US: Market reignites love affair with reverse convertibles

June 25, 2010

After deviating into a variety of product structures in recent issuances, the US market has returned to its love affair with the reverse convertible in the latest offering. One of these, issued by Barclays, is based on the MSCI Brazil Index Fund.

This is unusual for the US market, where reverse convertibles tend to be based on the stock of a single company. This product is more in line with the type of reverse convertible offered in the UK, where they are usually based on an index.

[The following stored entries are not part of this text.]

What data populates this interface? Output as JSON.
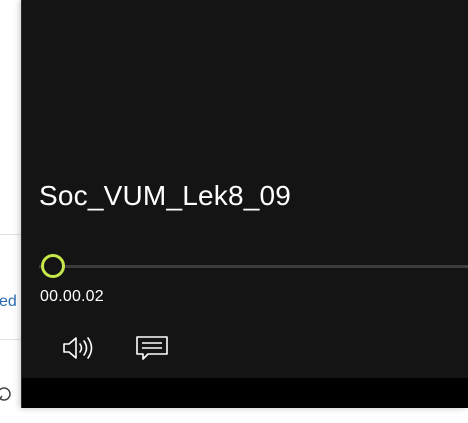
{
  "background_app": {
    "link_fragment": "ed"
  },
  "player": {
    "title": "Soc_VUM_Lek8_09",
    "elapsed_time": "00.00.02",
    "progress": 0.0,
    "accent_color": "#c7e84a",
    "icons": {
      "volume": "speaker-volume-icon",
      "captions": "closed-captions-icon",
      "search": "search-icon"
    }
  }
}
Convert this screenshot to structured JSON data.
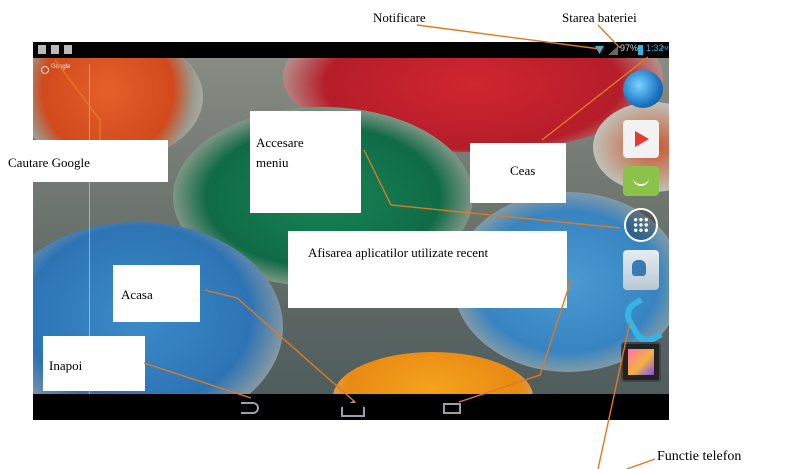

The product functions in the same manner as other reverse convertibles in the market: it is a six-month product that pays an annual rate of 10.5% and has a 75% protection barrier, which, if breached, means capital is lost at the rate of 1:1. The product scores low overall with a rating of 4.3 and the riskmap score is 2.9.

There are a few accelerated growth products thrown into the offering, one which comes from Credit Suisse and is based on a basket of six stocks.

The six-month product offers 150% market participation, with a cap at 22%. There is no principal protection and any fall in the value of the stocks will result in capital being lost at the rate of 1:1. The product scores a high overall score of 8.4 as it has the potential to outperform the market and a moderately low riskmap rating of 4.6.

Basket-based products have become increasingly popular over the past few months in the US market but most are based on a basket of funds rather than the single stocks selected for this basket product.